The other major change was a shift in grain length. Linscombe said in 1982, when he started his career with the AgCenter, the Louisiana rice industry consisted of 65% medium-grain cultivars with the remaining acreage in long-grain varieties. That has since changed, rather drastically. The veteran rice breeder said as the constituency of the industry changed, the focus of the breeding program changed with it. For 2022, 89% of the rice grown in Louisiana is long grain, while the remainder is medium grain.
While grain quality developments and herbicide technologies were effecting change, rice researchers were making selections for disease resistance. Now Famoso and his colleagues have grabbed the baton to move forward with the breeding program. Within the last decade the prevalence of blast resistance in new varieties has increased with the incorporation of the broad-spectrum blast resistance Pita gene.
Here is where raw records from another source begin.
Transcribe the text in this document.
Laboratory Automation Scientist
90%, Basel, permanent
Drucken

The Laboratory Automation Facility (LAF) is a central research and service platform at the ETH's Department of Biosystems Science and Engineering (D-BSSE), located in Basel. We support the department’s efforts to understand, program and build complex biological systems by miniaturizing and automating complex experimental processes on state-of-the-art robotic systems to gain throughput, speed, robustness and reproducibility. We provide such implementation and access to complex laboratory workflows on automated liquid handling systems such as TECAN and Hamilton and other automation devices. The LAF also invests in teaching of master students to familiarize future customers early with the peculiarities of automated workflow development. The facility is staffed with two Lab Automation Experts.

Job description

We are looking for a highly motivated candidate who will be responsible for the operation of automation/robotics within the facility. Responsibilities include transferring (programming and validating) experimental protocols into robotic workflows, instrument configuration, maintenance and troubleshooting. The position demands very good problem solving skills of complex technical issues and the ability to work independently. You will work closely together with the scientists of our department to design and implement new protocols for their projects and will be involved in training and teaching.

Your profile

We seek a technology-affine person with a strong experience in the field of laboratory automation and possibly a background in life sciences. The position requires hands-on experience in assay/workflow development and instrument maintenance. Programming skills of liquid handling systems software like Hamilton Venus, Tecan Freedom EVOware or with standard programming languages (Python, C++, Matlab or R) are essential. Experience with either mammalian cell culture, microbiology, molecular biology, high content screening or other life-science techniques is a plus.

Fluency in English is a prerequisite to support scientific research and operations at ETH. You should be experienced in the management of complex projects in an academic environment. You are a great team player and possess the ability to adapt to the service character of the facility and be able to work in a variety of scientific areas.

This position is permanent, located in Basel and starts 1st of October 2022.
That discovery has allowed researchers to focus on other breeding priorities.
“We’ve made a lot of progress in the breeding programs on blast,” Famoso said. “So, it gives you time to focus on something else — like sheath blight.”
Over the last five to six years, with the help of emerging technologies, such as genetic markers, researchers have identified and isolated four other genes that stave off blast. This ensures that if Magnaporthe oryzae — the fungus that causes blast — mutates, there will be a built-in defense mechanism in varieties that contain at least one of those genes.
Famoso said choosing rice breeding priorities will continue to be based upon two things.
“It’s a balance between, first, the importance to the industry and the probability of success,” he concluded.